Use mixed effects models when: - Data are clustered: Observations are grouped (students in schools, patients in clinics, employees in companies). - Data are longitudinal: Repeated measurements from the same individuals. - Ignoring clustering is problematic: ICC > 0.05 suggests meaningful clustering.
Mixed effects models require sufficient groups (clusters) to estimate random effects reliably. Aim for at least 10-15 groups. With fewer groups, random effect estimates may be unstable.
Complex random effects structures (e.g., random slopes with many
predictors) can cause convergence problems. If models fail to converge:
- Simplify the random effects structure. - Center or scale predictors. -
Use different optimizers (e.g., bobyqa,
nloptwrap).
Mixed effects models can be extended to: - Generalized linear
mixed models (GLMMs): For binary, count, or other non-normal
outcomes (using glmer()). - Longitudinal
models: Repeated measures over time with time-varying
predictors. - Cross-classified models: Multiple
clustering variables (e.g., students nested in both schools and
neighborhoods). - Three-level models: More complex
hierarchies (e.g., students in classrooms in schools).
Mixed effects models are essential for analyzing clustered and longitudinal data. They account for dependencies among observations by partitioning variance into multiple levels and estimating both population-average effects (fixed effects) and group-specific deviations (random effects).
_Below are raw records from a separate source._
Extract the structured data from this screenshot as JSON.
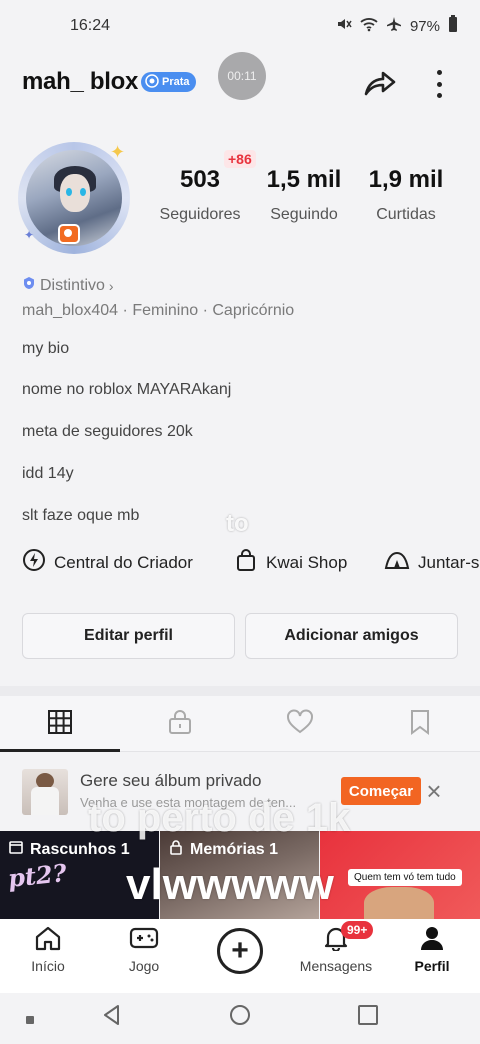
{
  "status_bar": {
    "time": "16:24",
    "battery": "97%",
    "icons": [
      "mute-icon",
      "wifi-icon",
      "airplane-icon",
      "battery-icon"
    ]
  },
  "header": {
    "username": "mah_ blox",
    "badge_label": "Prata",
    "recording_time": "00:11",
    "icons": [
      "share-icon",
      "more-icon"
    ]
  },
  "stats": {
    "new_followers": "+86",
    "items": [
      {
        "value": "503",
        "label": "Seguidores"
      },
      {
        "value": "1,5 mil",
        "label": "Seguindo"
      },
      {
        "value": "1,9 mil",
        "label": "Curtidas"
      }
    ]
  },
  "profile": {
    "distintivo": "Distintivo",
    "handle": "mah_blox404",
    "gender": "Feminino",
    "sign": "Capricórnio",
    "bio": [
      "my bio",
      "nome no roblox MAYARAkanj",
      "meta de seguidores 20k",
      "idd 14y",
      "slt faze oque mb"
    ]
  },
  "links": [
    {
      "label": "Central do Criador",
      "icon": "lightning-icon"
    },
    {
      "label": "Kwai Shop",
      "icon": "shopping-bag-icon"
    },
    {
      "label": "Juntar-s",
      "icon": "tent-icon"
    }
  ],
  "actions": {
    "edit": "Editar perfil",
    "add_friends": "Adicionar amigos"
  },
  "tabs": [
    "grid-icon",
    "lock-icon",
    "heart-icon",
    "bookmark-icon"
  ],
  "promo": {
    "title": "Gere seu álbum privado",
    "subtitle": "Venha e use esta montagem de ten...",
    "button": "Começar"
  },
  "grid": {
    "drafts": "Rascunhos 1",
    "memories": "Memórias 1",
    "draft_sticker": "pt2?",
    "meme_caption": "Quem tem vó tem tudo"
  },
  "overlays": {
    "line1": "to",
    "line2": "to perto de 1k",
    "line3": "vlwwwww"
  },
  "bottom_nav": {
    "items": [
      {
        "label": "Início",
        "icon": "home-icon"
      },
      {
        "label": "Jogo",
        "icon": "gamepad-icon"
      },
      {
        "label": "",
        "icon": "plus-circle-icon"
      },
      {
        "label": "Mensagens",
        "icon": "bell-icon"
      },
      {
        "label": "Perfil",
        "icon": "person-icon"
      }
    ],
    "message_badge": "99+"
  },
  "colors": {
    "accent_orange": "#f26522",
    "badge_red": "#e8323d",
    "prata_blue": "#4a8ef0"
  }
}
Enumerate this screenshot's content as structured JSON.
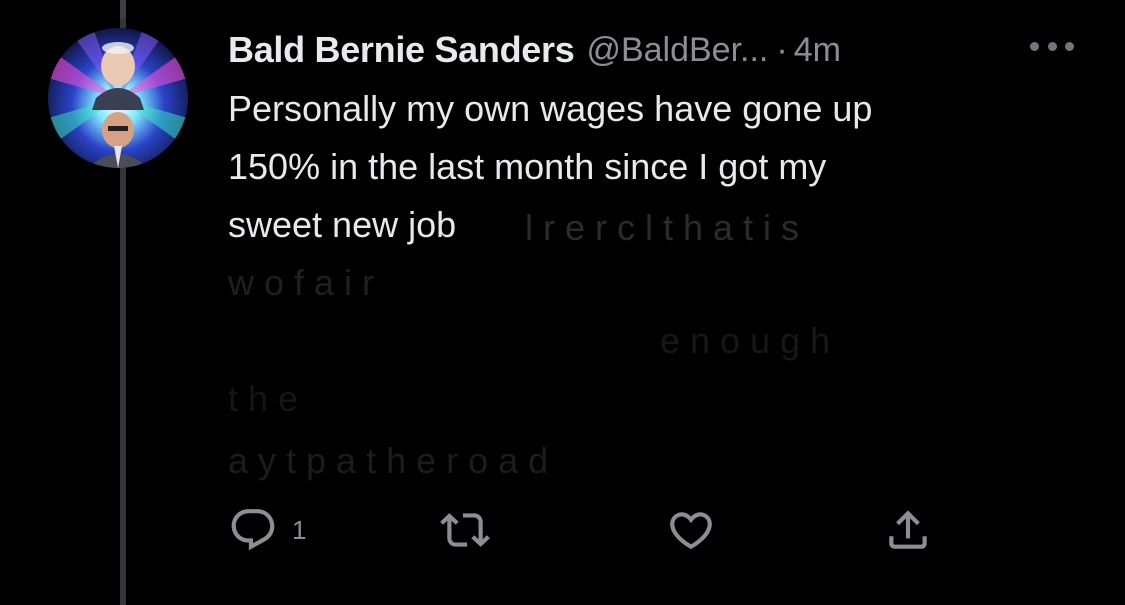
{
  "tweet": {
    "display_name": "Bald Bernie Sanders",
    "handle": "@BaldBer...",
    "separator": "·",
    "timestamp": "4m",
    "text_lines": [
      "Personally my own wages have gone up",
      "150% in the last month since I got my",
      "sweet new job"
    ],
    "faded_lines": [
      "l          r  e  r  c l     t  h  a  t  i  s",
      "w  o  f  a  i  r",
      "e  n  o  u  g  h",
      "t  h  e",
      "a       y         t   p  a  t  h  e   r  o  a  d"
    ]
  },
  "actions": {
    "reply_count": "1",
    "reply_icon": "speech-bubble-icon",
    "retweet_icon": "retweet-arrows-icon",
    "like_icon": "heart-outline-icon",
    "share_icon": "share-upload-icon",
    "more_icon": "ellipsis-icon"
  },
  "colors": {
    "background": "#000000",
    "text_primary": "#e7e9ea",
    "text_secondary": "#8b8f94",
    "thread_line": "#333639"
  }
}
By modeling clustering explicitly, mixed effects models: - Provide accurate standard errors and valid p-values - Reveal variation across groups (clinics, schools, individuals) - Allow group-specific predictions - Support multilevel research questions about both individuals and groups
Ignoring clustering leads to biased inferences, inflated Type I error rates, and missed opportunities to understand heterogeneity. Mixed effects models address these issues while maintaining the interpretability of regression.
In behavioral and health research, data are almost always clustered—patients within clinics, students within schools, repeated measures within individuals. Mixed effects models provide the proper framework for analyzing such data, respecting the hierarchical structure while estimating meaningful effects.
With mixed effects models, we can answer richer questions: Does therapy reduce anxiety on average? Yes. But does it work equally well in all clinics? No—some clinics show stronger effects than others, and understanding why is the next scientific frontier.
By embracing the complexity of real-world data structures, mixed effects models move psychological and health research closer to the nuanced, context-dependent understanding that best serves science and practice.